De consensos e manifestos




No dicionário Priberam online, manifesto é: “Exposição (geralmente escrita) em que se manifesta o que é preciso, ou o que se deseja que se saiba.” entre outras definições que não interessam para o caso.

Vem isto a propósito de reuniões para a elaboração de um manifesto comum a várias associações e/ou grupos. Façamos um exercício de imaginação:

Imaginemos várias associações/grupos que se reúnem para a elaboração de um manifesto comum sobre temas LGBTI, por exemplo. Cada uma delas apresenta o que considera ser importante e/ou prioritário. Assim, o manifesto será uma reunião de todos os temas apresentados num único documento.

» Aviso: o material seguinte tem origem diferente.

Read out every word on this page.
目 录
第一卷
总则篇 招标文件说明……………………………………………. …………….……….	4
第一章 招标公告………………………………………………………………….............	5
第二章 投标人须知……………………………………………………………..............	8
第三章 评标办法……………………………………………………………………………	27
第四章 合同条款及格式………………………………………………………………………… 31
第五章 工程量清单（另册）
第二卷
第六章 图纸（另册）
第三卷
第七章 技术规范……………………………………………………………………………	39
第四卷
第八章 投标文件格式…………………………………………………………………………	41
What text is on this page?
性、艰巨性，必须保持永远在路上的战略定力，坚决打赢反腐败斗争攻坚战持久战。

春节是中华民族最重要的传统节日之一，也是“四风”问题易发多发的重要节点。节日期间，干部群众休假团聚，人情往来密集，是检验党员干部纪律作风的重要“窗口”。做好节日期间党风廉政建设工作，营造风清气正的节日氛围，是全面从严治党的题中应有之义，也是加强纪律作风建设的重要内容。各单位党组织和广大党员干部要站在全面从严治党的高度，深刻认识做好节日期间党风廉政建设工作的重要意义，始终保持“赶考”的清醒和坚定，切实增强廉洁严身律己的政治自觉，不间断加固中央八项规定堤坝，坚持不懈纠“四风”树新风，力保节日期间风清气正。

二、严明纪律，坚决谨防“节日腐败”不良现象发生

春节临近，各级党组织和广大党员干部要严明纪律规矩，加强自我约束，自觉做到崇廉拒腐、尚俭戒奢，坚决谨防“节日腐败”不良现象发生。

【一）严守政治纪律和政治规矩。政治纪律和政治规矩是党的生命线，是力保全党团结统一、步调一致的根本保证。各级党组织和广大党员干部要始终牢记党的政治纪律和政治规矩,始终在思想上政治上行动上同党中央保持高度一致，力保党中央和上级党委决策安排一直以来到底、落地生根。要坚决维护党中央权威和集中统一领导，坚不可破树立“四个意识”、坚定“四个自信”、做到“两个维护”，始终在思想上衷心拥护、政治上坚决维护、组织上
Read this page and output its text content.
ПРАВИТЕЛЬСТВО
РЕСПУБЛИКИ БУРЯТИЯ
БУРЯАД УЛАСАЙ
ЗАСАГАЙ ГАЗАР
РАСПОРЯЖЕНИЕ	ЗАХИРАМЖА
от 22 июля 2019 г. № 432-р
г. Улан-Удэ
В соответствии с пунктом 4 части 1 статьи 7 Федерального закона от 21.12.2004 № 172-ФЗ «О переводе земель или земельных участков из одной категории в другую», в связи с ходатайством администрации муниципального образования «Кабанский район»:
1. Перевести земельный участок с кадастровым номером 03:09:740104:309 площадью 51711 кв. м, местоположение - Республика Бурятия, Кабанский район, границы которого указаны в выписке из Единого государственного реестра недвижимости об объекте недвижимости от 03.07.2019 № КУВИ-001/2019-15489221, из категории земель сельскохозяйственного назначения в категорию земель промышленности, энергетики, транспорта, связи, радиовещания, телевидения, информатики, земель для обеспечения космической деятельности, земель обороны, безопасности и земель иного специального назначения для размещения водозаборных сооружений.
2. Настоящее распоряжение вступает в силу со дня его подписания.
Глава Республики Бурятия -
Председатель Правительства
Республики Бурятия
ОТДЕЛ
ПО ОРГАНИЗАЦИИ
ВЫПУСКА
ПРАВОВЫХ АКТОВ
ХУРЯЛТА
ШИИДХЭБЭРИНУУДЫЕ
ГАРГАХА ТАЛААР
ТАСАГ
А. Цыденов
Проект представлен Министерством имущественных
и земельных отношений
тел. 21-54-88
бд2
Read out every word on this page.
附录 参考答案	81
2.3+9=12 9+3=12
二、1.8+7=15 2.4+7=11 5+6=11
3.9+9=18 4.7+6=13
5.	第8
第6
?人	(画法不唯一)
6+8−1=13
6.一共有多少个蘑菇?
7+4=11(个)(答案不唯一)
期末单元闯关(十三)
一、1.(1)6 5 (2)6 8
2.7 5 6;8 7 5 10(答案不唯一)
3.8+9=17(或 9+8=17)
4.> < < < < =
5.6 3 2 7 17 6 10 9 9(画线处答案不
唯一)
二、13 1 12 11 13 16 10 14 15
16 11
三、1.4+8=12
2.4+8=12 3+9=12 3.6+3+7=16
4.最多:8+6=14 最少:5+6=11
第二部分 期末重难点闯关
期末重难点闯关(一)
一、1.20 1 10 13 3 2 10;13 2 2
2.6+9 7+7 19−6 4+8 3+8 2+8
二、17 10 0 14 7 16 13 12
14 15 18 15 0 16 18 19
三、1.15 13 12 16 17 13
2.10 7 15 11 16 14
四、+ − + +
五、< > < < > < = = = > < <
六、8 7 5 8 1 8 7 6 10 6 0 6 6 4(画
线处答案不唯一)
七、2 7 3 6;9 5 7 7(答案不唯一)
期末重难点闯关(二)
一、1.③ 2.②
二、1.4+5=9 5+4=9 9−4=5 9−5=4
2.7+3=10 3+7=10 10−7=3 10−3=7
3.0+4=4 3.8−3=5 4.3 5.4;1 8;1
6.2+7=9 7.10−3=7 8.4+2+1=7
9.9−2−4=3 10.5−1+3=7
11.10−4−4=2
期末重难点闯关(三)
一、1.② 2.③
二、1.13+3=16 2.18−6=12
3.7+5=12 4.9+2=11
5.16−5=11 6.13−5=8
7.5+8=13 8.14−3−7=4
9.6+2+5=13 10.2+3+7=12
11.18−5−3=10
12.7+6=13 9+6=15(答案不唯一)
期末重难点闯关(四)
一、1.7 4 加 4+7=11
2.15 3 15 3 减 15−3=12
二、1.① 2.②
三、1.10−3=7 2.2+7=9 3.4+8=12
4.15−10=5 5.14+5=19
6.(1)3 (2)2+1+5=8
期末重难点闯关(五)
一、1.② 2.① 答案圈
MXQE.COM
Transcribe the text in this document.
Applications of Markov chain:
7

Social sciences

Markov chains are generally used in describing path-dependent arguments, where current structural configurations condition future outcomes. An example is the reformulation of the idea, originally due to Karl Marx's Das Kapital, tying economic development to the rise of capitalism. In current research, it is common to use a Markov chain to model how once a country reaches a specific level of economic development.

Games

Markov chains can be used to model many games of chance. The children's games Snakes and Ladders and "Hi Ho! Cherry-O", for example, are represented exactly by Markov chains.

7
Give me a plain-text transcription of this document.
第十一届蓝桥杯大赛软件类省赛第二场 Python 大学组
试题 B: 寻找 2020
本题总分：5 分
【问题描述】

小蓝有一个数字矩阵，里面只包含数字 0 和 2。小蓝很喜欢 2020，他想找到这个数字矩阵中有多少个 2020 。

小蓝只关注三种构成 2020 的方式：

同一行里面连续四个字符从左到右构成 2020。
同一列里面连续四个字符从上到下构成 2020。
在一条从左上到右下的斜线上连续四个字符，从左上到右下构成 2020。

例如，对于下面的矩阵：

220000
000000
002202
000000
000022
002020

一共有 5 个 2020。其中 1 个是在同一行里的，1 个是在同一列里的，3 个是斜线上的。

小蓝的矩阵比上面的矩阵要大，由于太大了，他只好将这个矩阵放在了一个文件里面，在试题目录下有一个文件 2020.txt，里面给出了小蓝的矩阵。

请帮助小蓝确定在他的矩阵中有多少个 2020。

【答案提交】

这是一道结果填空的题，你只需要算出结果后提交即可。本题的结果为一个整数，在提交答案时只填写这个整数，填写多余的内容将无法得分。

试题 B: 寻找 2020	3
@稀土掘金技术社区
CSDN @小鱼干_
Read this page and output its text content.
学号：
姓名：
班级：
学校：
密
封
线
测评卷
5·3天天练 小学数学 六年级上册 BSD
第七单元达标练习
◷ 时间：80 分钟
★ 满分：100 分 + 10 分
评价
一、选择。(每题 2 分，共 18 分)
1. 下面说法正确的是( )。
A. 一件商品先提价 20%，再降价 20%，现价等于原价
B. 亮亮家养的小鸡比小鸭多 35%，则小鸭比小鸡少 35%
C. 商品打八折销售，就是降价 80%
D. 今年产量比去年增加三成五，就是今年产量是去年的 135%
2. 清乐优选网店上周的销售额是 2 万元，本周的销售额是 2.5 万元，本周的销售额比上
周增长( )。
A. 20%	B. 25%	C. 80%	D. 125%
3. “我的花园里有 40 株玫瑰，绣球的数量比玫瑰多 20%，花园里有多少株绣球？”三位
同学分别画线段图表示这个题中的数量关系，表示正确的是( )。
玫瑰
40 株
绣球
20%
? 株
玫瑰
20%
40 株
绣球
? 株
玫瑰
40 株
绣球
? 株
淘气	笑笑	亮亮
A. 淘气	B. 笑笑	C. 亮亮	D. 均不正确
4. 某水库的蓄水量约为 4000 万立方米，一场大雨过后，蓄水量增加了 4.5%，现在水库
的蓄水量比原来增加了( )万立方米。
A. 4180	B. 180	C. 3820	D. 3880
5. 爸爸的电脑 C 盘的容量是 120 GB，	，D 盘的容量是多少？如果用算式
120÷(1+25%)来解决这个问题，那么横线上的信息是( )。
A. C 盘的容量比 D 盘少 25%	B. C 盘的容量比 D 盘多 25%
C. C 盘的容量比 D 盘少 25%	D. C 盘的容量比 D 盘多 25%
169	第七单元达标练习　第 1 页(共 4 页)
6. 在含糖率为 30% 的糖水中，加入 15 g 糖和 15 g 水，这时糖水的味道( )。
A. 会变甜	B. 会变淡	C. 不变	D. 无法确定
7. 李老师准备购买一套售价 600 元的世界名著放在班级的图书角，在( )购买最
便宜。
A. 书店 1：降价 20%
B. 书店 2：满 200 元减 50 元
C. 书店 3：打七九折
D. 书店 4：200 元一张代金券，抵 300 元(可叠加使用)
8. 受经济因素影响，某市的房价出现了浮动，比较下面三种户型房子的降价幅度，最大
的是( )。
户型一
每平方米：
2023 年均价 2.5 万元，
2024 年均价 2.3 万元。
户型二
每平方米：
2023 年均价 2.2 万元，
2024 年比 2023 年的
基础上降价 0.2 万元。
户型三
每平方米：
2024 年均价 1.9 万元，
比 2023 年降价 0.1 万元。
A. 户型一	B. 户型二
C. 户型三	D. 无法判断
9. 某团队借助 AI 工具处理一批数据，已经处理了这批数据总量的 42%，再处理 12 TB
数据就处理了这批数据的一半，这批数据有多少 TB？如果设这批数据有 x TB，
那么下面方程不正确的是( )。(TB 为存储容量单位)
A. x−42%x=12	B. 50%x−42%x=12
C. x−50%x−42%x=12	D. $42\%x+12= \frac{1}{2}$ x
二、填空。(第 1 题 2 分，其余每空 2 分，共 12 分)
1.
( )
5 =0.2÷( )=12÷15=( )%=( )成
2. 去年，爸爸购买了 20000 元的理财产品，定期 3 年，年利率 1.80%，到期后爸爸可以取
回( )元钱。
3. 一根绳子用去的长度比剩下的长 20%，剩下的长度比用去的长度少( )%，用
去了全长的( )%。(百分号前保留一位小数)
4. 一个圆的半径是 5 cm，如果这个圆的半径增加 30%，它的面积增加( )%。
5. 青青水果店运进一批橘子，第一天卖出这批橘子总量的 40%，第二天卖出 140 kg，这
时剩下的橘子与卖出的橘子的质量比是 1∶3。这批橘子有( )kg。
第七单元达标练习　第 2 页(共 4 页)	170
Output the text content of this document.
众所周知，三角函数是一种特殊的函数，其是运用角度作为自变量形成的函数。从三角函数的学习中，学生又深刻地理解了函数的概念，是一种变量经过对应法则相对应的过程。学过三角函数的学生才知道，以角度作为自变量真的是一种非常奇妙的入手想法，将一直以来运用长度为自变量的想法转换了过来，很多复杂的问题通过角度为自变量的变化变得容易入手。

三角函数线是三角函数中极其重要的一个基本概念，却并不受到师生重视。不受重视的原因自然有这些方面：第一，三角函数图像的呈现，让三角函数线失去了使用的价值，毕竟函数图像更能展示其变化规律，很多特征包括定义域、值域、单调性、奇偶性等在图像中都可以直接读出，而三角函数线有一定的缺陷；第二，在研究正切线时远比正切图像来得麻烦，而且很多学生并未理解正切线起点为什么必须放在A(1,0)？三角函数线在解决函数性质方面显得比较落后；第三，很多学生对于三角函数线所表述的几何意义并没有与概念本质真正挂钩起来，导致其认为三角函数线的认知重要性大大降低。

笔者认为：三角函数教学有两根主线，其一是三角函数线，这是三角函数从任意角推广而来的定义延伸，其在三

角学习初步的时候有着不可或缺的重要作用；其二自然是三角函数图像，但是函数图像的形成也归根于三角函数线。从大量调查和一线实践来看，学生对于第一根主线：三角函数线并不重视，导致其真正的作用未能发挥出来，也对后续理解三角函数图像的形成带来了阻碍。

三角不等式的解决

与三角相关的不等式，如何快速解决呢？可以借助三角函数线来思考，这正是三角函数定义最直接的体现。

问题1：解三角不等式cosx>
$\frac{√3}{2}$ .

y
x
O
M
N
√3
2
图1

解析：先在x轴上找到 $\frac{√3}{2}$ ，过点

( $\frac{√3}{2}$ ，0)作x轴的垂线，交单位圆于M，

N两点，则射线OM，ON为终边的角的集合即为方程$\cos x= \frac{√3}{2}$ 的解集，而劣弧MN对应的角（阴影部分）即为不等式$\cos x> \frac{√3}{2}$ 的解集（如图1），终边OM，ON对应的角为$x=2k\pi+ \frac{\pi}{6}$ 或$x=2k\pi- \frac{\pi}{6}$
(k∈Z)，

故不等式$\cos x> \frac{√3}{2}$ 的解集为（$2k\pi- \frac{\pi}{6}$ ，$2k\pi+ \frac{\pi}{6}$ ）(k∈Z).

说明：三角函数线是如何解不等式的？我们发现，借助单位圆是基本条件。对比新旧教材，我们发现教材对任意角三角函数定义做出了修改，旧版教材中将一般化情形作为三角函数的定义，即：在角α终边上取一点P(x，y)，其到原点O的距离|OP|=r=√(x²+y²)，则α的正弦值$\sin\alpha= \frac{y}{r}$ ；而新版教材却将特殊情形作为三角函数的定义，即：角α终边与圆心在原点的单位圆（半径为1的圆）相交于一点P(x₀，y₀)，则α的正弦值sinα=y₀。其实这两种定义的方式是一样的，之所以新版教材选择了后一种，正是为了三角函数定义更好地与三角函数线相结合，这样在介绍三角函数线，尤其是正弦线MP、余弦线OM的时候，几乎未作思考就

Por exemplo, grupo(s) trans apresentam a despatologização, inserida numa lei integral de identidade de género, outros grupos apresentam, por exemplo o fim da exclusividade das relações monogâmicas, outros ainda apresentam a adopção, outros uma educação sexual inclusiva, e mais exemplos poderiam ser dados.

Agora chega-se ao cerne da questão. Cada grupo não tem, em nome de uma suposta consensualidade, de se opor às reivindicações dos outros grupo. O que há a fazer é, para que o dito manifesto não seja demasiado extenso, tentar-se diminuir o seu tamanho, negociando determinados pontos que podem talvez ser obliterados no manifesto comum, mas unicamente por razões de divulgação (leia-se extensão).

Na minha opinião dá-se demasiada importância ao manifesto. Por exemplo, e agora na realidade e não na imaginação, falando sobre o manifesto da MOL, o feed back do dito nos media é nulo ou quase. Mesmo nos participantes, poucos são os que sabem o que se reivindica, tirando aqueles temas que os media não censuram, como a parentalidade. O resto dos temas são completa e eficazmente obliterados pelos media, que se transformam de veículos de comunicação em censores da moral pública.

A juntar a esta deliberada censura mediática (ou parte dela) temos também o apagamento dos grupos que não são mediáticos (como a ILGA Portugal ou as Panteras Rosa) pois os restantes nem são entrevistados como grupos reivindicativos mas unicamente como participantes curiosos.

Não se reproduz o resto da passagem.